Before The Poison
- Label : Naïve
- Format : Album / CD
- Date de sortie : 28/09/2004
Marianne Faithfull aurait dû prendre l'habitude d'accompagner chacun de ses nouveaux albums d'un carton d'invitation, car on a vraiment l'impression qu'à chaque fois, elle nous refait le même coup et qu'elle organise une grande bouffe où serait attablé le gratin pop-rock mondial ! Deux ans après l'étonnant et audacieux Kissing Time (où s'étaient croisés pêle-mêle, Damon Albarn, Beck, Billy Corgan ou encore Jarvis Cocker), Before The Poison remet le couvert avec cette fois, beaucoup de classe et de préciosité.
Aux côtés de la Diva, on retrouve PJ Harvey (décidemment très productive), Nick Cave, Rob Ellis, Jon Brion et à nouveau Damon Albarn, tous venus dérouler le tapis rouge sous ses pieds. Bien plus épuré et dépouillé que son prédescesseur, cet album oscille entre folk-rock et pop, laissant à la voix si particulière de Marianne Faithfull occuper toute la place qu'elle mérite.
Guitares légères, bien souvent acoustiques, fine pluie de notes de piano, soulignent avec douceur et brio un chant poignant et planant ("Crazy Love", "Before The Poison").

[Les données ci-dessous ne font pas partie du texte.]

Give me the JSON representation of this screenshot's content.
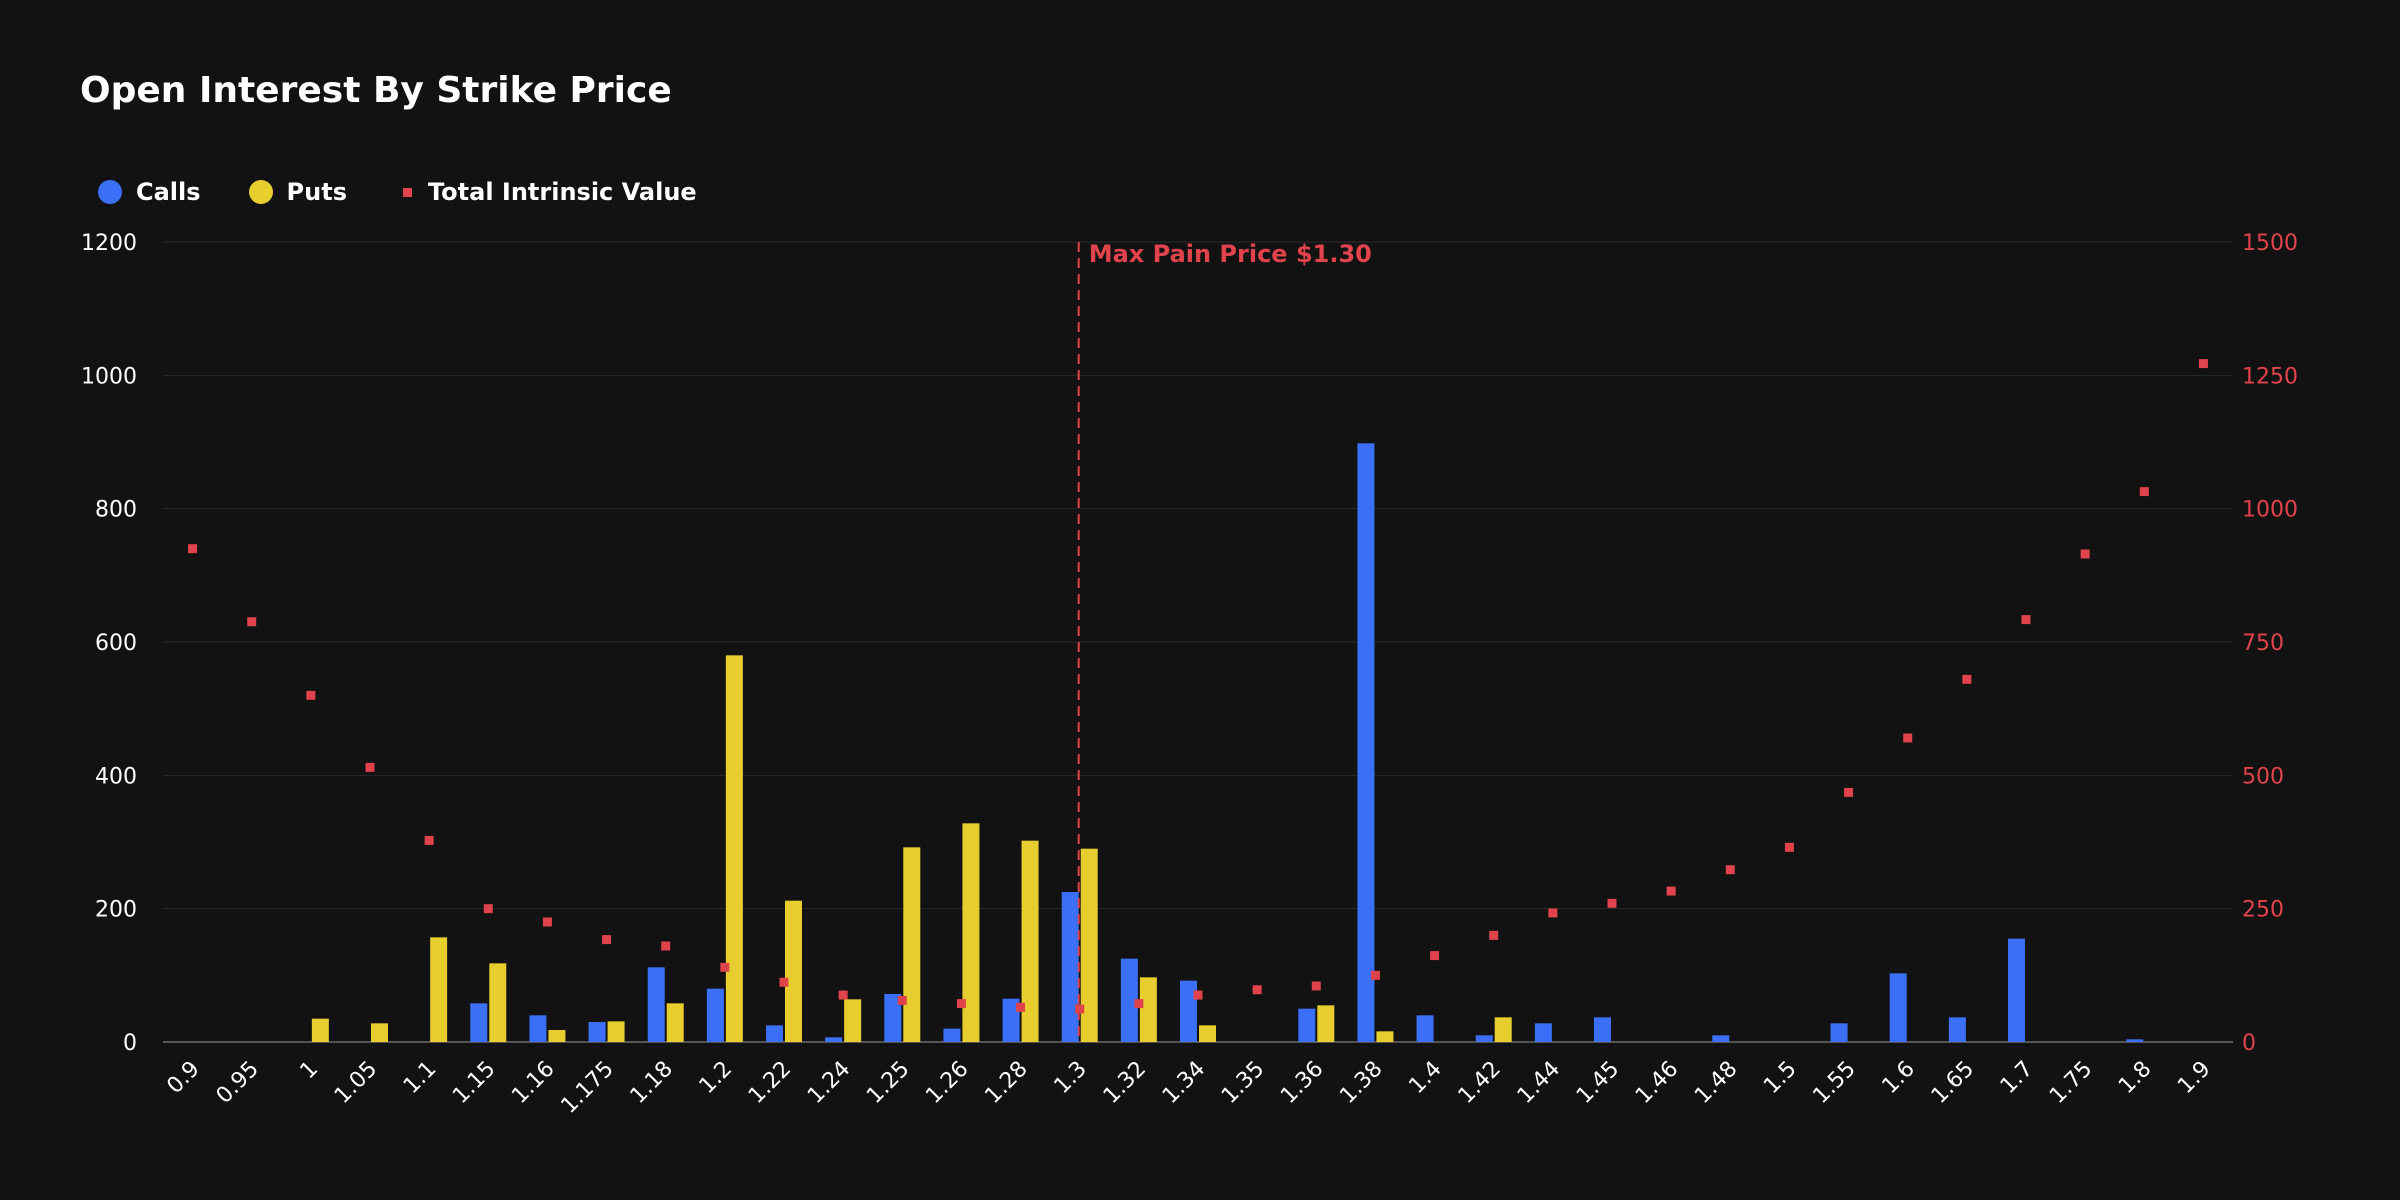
{
  "chart_data": {
    "type": "bar",
    "title": "Open Interest By Strike Price",
    "categories": [
      "0.9",
      "0.95",
      "1",
      "1.05",
      "1.1",
      "1.15",
      "1.16",
      "1.175",
      "1.18",
      "1.2",
      "1.22",
      "1.24",
      "1.25",
      "1.26",
      "1.28",
      "1.3",
      "1.32",
      "1.34",
      "1.35",
      "1.36",
      "1.38",
      "1.4",
      "1.42",
      "1.44",
      "1.45",
      "1.46",
      "1.48",
      "1.5",
      "1.55",
      "1.6",
      "1.65",
      "1.7",
      "1.75",
      "1.8",
      "1.9"
    ],
    "series": [
      {
        "name": "Calls",
        "type": "bar",
        "axis": "left",
        "color": "#3b6ff5",
        "values": [
          0,
          0,
          0,
          0,
          0,
          58,
          40,
          30,
          112,
          80,
          25,
          7,
          72,
          20,
          65,
          225,
          125,
          92,
          0,
          50,
          898,
          40,
          10,
          28,
          37,
          0,
          10,
          0,
          28,
          103,
          37,
          155,
          0,
          4,
          0
        ]
      },
      {
        "name": "Puts",
        "type": "bar",
        "axis": "left",
        "color": "#e7cd2e",
        "values": [
          0,
          0,
          35,
          28,
          157,
          118,
          18,
          31,
          58,
          580,
          212,
          64,
          292,
          328,
          302,
          290,
          97,
          25,
          0,
          55,
          16,
          0,
          37,
          0,
          0,
          0,
          0,
          0,
          0,
          0,
          0,
          0,
          0,
          0,
          0
        ]
      },
      {
        "name": "Total Intrinsic Value",
        "type": "scatter",
        "axis": "right",
        "color": "#e0434b",
        "values": [
          925,
          788,
          650,
          515,
          378,
          250,
          225,
          192,
          180,
          140,
          112,
          88,
          78,
          72,
          65,
          62,
          72,
          88,
          98,
          105,
          125,
          162,
          200,
          242,
          260,
          283,
          323,
          365,
          468,
          570,
          680,
          792,
          915,
          1032,
          1272
        ]
      }
    ],
    "yleft": {
      "ylim": [
        0,
        1200
      ],
      "ticks": [
        "0",
        "200",
        "400",
        "600",
        "800",
        "1000",
        "1200"
      ]
    },
    "yright": {
      "ylim": [
        0,
        1500
      ],
      "ticks": [
        "0",
        "250",
        "500",
        "750",
        "1000",
        "1250",
        "1500"
      ],
      "color": "#e0434b"
    },
    "annotation": {
      "label": "Max Pain Price $1.30",
      "category": "1.3",
      "color": "#e0434b"
    },
    "grid": true,
    "legend": "top-left"
  }
}
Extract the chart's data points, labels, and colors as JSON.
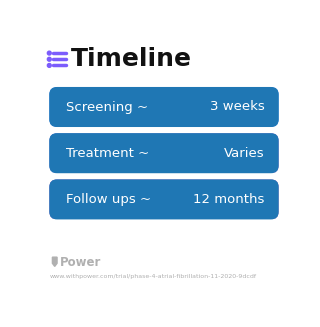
{
  "title": "Timeline",
  "title_fontsize": 18,
  "title_color": "#111111",
  "background_color": "#ffffff",
  "icon_color": "#7c5cfc",
  "rows": [
    {
      "label": "Screening ~",
      "value": "3 weeks",
      "color_left": "#4d8ef0",
      "color_right": "#5fa0f8"
    },
    {
      "label": "Treatment ~",
      "value": "Varies",
      "color_left": "#6a7fe0",
      "color_right": "#b07ad8"
    },
    {
      "label": "Follow ups ~",
      "value": "12 months",
      "color_left": "#9b6dd4",
      "color_right": "#c080cc"
    }
  ],
  "row_text_color": "#ffffff",
  "row_label_fontsize": 9.5,
  "row_value_fontsize": 9.5,
  "footer_text": "Power",
  "footer_url": "www.withpower.com/trial/phase-4-atrial-fibrillation-11-2020-9dcdf",
  "footer_color": "#b0b0b0",
  "footer_fontsize": 4.5,
  "footer_power_fontsize": 8.5
}
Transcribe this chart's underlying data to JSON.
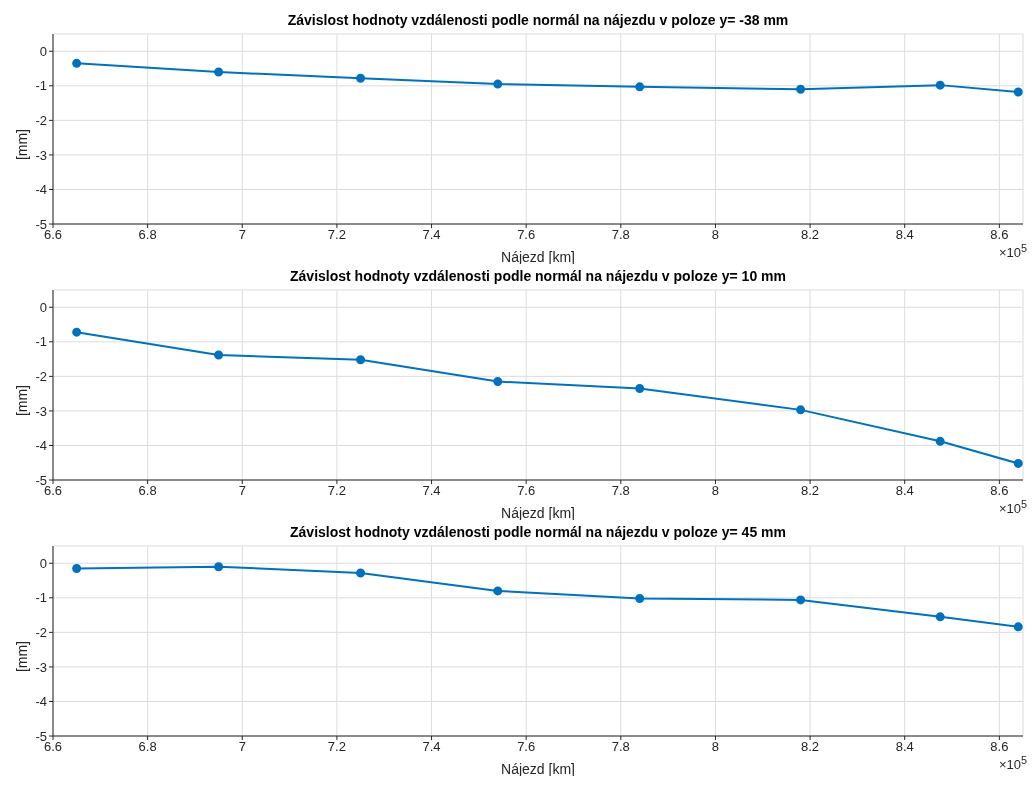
{
  "chart_data": [
    {
      "type": "line",
      "title": "Závislost hodnoty vzdálenosti podle normál na nájezdu v poloze y= -38 mm",
      "xlabel": "Nájezd [km]",
      "ylabel": "[mm]",
      "annotations": [
        "×10$^{5}$"
      ],
      "x": [
        6.65,
        6.95,
        7.25,
        7.54,
        7.84,
        8.18,
        8.475,
        8.64
      ],
      "series": [
        {
          "color": "#0072bd",
          "values": [
            -0.35,
            -0.6,
            -0.78,
            -0.95,
            -1.03,
            -1.1,
            -0.98,
            -1.18
          ]
        }
      ],
      "xlim": [
        6.6,
        8.65
      ],
      "xticks": [
        6.6,
        6.8,
        7,
        7.2,
        7.4,
        7.6,
        7.8,
        8,
        8.2,
        8.4,
        8.6
      ],
      "ylim": [
        -5,
        0.5
      ],
      "yticks": [
        -5,
        -4,
        -3,
        -2,
        -1,
        0
      ],
      "grid": true,
      "marker": "circle",
      "line_style": "solid"
    },
    {
      "type": "line",
      "title": "Závislost hodnoty vzdálenosti podle normál na nájezdu v poloze y= 10 mm",
      "xlabel": "Nájezd [km]",
      "ylabel": "[mm]",
      "annotations": [
        "×10$^{5}$"
      ],
      "x": [
        6.65,
        6.95,
        7.25,
        7.54,
        7.84,
        8.18,
        8.475,
        8.64
      ],
      "series": [
        {
          "color": "#0072bd",
          "values": [
            -0.72,
            -1.38,
            -1.52,
            -2.15,
            -2.35,
            -2.97,
            -3.88,
            -4.52
          ]
        }
      ],
      "xlim": [
        6.6,
        8.65
      ],
      "xticks": [
        6.6,
        6.8,
        7,
        7.2,
        7.4,
        7.6,
        7.8,
        8,
        8.2,
        8.4,
        8.6
      ],
      "ylim": [
        -5,
        0.5
      ],
      "yticks": [
        -5,
        -4,
        -3,
        -2,
        -1,
        0
      ],
      "grid": true,
      "marker": "circle",
      "line_style": "solid"
    },
    {
      "type": "line",
      "title": "Závislost hodnoty vzdálenosti podle normál na nájezdu v poloze y= 45 mm",
      "xlabel": "Nájezd [km]",
      "ylabel": "[mm]",
      "annotations": [
        "×10$^{5}$"
      ],
      "x": [
        6.65,
        6.95,
        7.25,
        7.54,
        7.84,
        8.18,
        8.475,
        8.64
      ],
      "series": [
        {
          "color": "#0072bd",
          "values": [
            -0.15,
            -0.1,
            -0.28,
            -0.8,
            -1.02,
            -1.06,
            -1.55,
            -1.84
          ]
        }
      ],
      "xlim": [
        6.6,
        8.65
      ],
      "xticks": [
        6.6,
        6.8,
        7,
        7.2,
        7.4,
        7.6,
        7.8,
        8,
        8.2,
        8.4,
        8.6
      ],
      "ylim": [
        -5,
        0.5
      ],
      "yticks": [
        -5,
        -4,
        -3,
        -2,
        -1,
        0
      ],
      "grid": true,
      "marker": "circle",
      "line_style": "solid"
    }
  ]
}
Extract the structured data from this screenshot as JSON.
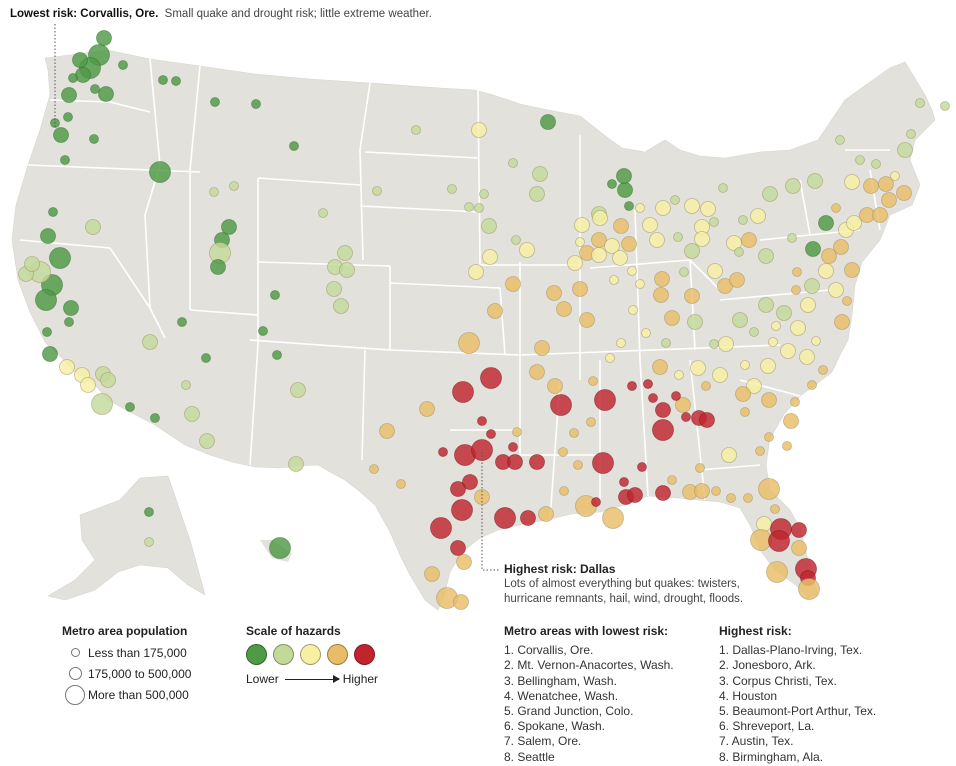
{
  "colors": {
    "land": "#e2e1dc",
    "border": "#ffffff",
    "hazard_levels": [
      "#4e9a45",
      "#c3d99a",
      "#f7efa3",
      "#e9bd68",
      "#c0252e"
    ]
  },
  "callouts": {
    "lowest_title": "Lowest risk: Corvallis, Ore.",
    "lowest_desc": "Small quake and drought risk; little extreme weather.",
    "highest_title": "Highest risk: Dallas",
    "highest_desc": "Lots of almost everything but quakes: twisters, hurricane remnants, hail, wind, drought, floods."
  },
  "legend_population": {
    "title": "Metro area population",
    "items": [
      "Less than 175,000",
      "175,000 to 500,000",
      "More than 500,000"
    ]
  },
  "legend_hazards": {
    "title": "Scale of hazards",
    "low_label": "Lower",
    "high_label": "Higher"
  },
  "lowest_risk": {
    "title": "Metro areas with lowest risk:",
    "items": [
      "1. Corvallis, Ore.",
      "2. Mt. Vernon-Anacortes, Wash.",
      "3. Bellingham, Wash.",
      "4. Wenatchee, Wash.",
      "5. Grand Junction, Colo.",
      "6. Spokane, Wash.",
      "7. Salem, Ore.",
      "8. Seattle"
    ]
  },
  "highest_risk": {
    "title": "Highest risk:",
    "items": [
      "1. Dallas-Plano-Irving, Tex.",
      "2. Jonesboro, Ark.",
      "3. Corpus Christi, Tex.",
      "4. Houston",
      "5. Beaumont-Port Arthur, Tex.",
      "6. Shreveport, La.",
      "7. Austin, Tex.",
      "8. Birmingham, Ala."
    ]
  }
}
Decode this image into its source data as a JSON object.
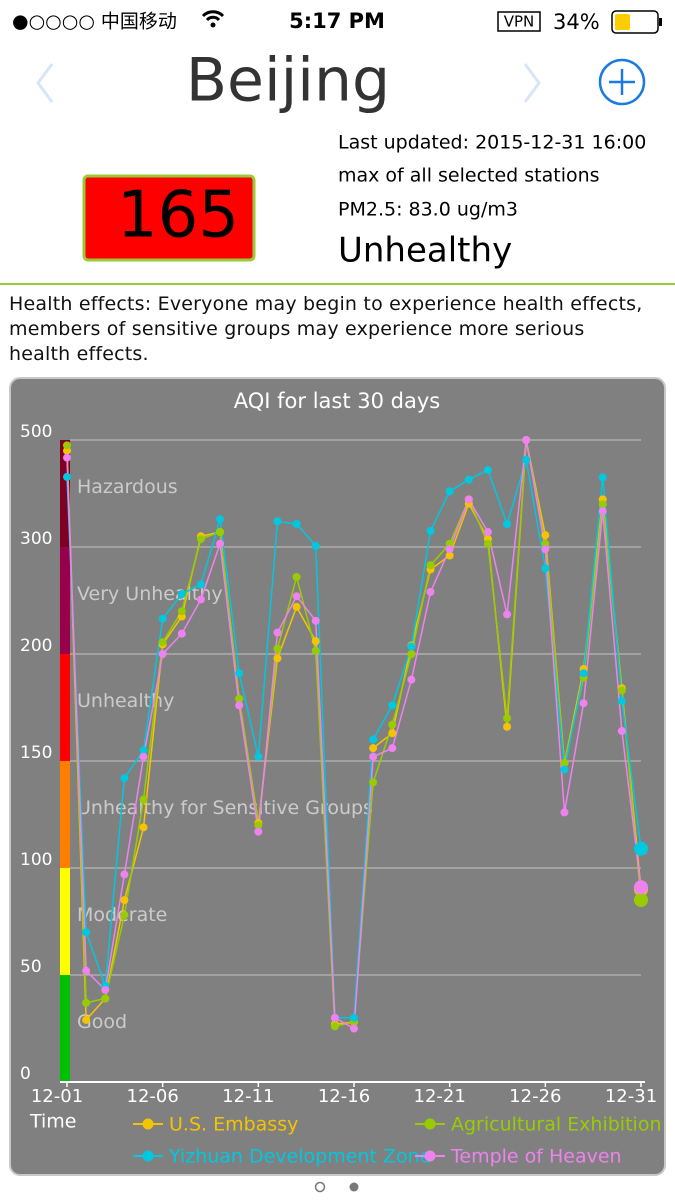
{
  "status_bar": {
    "carrier": "●○○○○ 中国移动",
    "time": "5:17 PM",
    "vpn": "VPN",
    "battery": "34%"
  },
  "header": {
    "city": "Beijing"
  },
  "summary": {
    "aqi": 165,
    "last_updated": "Last updated: 2015-12-31 16:00",
    "scope": "max of all selected stations",
    "pm25": "PM2.5: 83.0 ug/m3",
    "level": "Unhealthy"
  },
  "health_effects": "Health effects: Everyone may begin to experience health effects, members of sensitive groups may experience more serious health effects.",
  "chart_data": {
    "type": "line",
    "title": "AQI for last 30 days",
    "x_label": "Time",
    "categories": [
      "12-01",
      null,
      null,
      null,
      null,
      "12-06",
      null,
      null,
      null,
      null,
      "12-11",
      null,
      null,
      null,
      null,
      "12-16",
      null,
      null,
      null,
      null,
      "12-21",
      null,
      null,
      null,
      null,
      "12-26",
      null,
      null,
      null,
      null,
      "12-31"
    ],
    "ylim": [
      0,
      500
    ],
    "yticks": [
      0,
      50,
      100,
      150,
      200,
      300,
      500
    ],
    "grid": true,
    "bands": [
      {
        "label": "Good",
        "from": 0,
        "to": 50,
        "color": "#00c000"
      },
      {
        "label": "Moderate",
        "from": 50,
        "to": 100,
        "color": "#ffff00"
      },
      {
        "label": "Unhealthy for Sensitive Groups",
        "from": 100,
        "to": 150,
        "color": "#ff7e00"
      },
      {
        "label": "Unhealthy",
        "from": 150,
        "to": 200,
        "color": "#ff0000"
      },
      {
        "label": "Very Unhealthy",
        "from": 200,
        "to": 300,
        "color": "#99004c"
      },
      {
        "label": "Hazardous",
        "from": 300,
        "to": 500,
        "color": "#7e0023"
      }
    ],
    "series": [
      {
        "name": "U.S. Embassy",
        "color": "#f5c400",
        "values": [
          480,
          29,
          39,
          85,
          119,
          209,
          235,
          320,
          328,
          179,
          121,
          198,
          244,
          212,
          27,
          28,
          156,
          163,
          208,
          279,
          292,
          381,
          315,
          166,
          500,
          322,
          149,
          193,
          389,
          184,
          90
        ]
      },
      {
        "name": "Agricultural Exhibition Hall",
        "color": "#99cc00",
        "values": [
          490,
          37,
          39,
          78,
          132,
          211,
          240,
          315,
          328,
          179,
          120,
          205,
          272,
          203,
          26,
          28,
          140,
          167,
          200,
          283,
          306,
          389,
          306,
          170,
          500,
          306,
          149,
          189,
          380,
          183,
          85
        ]
      },
      {
        "name": "Yizhuan Development Zone",
        "color": "#00c8e0",
        "values": [
          431,
          70,
          45,
          142,
          155,
          233,
          256,
          265,
          352,
          191,
          152,
          348,
          343,
          302,
          30,
          30,
          160,
          176,
          207,
          330,
          404,
          426,
          444,
          343,
          463,
          280,
          146,
          191,
          430,
          178,
          109
        ]
      },
      {
        "name": "Temple of Heaven",
        "color": "#ee82ee",
        "values": [
          467,
          52,
          43,
          97,
          152,
          200,
          219,
          251,
          306,
          176,
          117,
          220,
          254,
          231,
          30,
          25,
          152,
          156,
          188,
          258,
          298,
          389,
          328,
          237,
          500,
          298,
          126,
          177,
          367,
          164,
          91
        ]
      }
    ]
  }
}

Débarrassée de ses oripeaux d'antan devenus inutiles, Dame Marianne se décide enfin à aller à l'essentiel, sans détour, sans s'égarer, même s'il faut pour cela accepter certaines réalités un peu dures, certaines vérités un peu impures ("There Is A Ghost"). Mélancolique sans jamais être tragique, Faithfull semble ici continuer de donner inéluctablement de grands coups de rame dans le grand fleuve de la vie, elle qui a à peu près tout vécu, tout connu (le pire comme le meilleur), qui a enterré la plupart de ceux de sa génération, rescapée (malgré elle) d'une époque d'où on ne sortait que très rarement vainqueur. De "Mystery Of Love" à "Last Song", on sent l'implacable et infinie solitude de celle qui a regardé les autres partir sans ne jamais pouvoir rien y faire, de celle restée là un peu par hasard, un peu par erreur.
L'atmosphère est ici volontairement plus intimiste qu'à l'accoutumée, offrant à l'ensemble une élégance et une pudeur qui forcent le respect. Sans jamais sombrer dans le pathos ou la facilité, Marianne Faithfull garde au contraire la tête haute, fière et tenace ("City Of Quartz", pamphlet contre les injustices du monde moderne dont elle signe les paroles), à l'image de cette pochette réalisée par Mondino où elle pose dans un chaleureux boudoir aux tons ocre-orangé, écartant ses bras comme une fée déploierait ses ailes pour protéger cette petite fille allongée sur ses genoux, tout en nous dévisageant d'un regard inquisiteur et perplexe.
'La plus grande groupie du monde' (ainsi l'appelle ce cher Elmo ! lol) nous offre (enfin) l'album que l'on n'attendait plus vraiment de sa part, passionné et touchant, sincère et aventureux. Certes, elle pourra remercier ses 'nouveaux amis' qui lui ont taillé ici du sur-mesure ; il n'en demeure pas moins que Before The Poison envenime son auditeur d'une grâce ténébreuse, d'une tendre et douloureuse pudeur.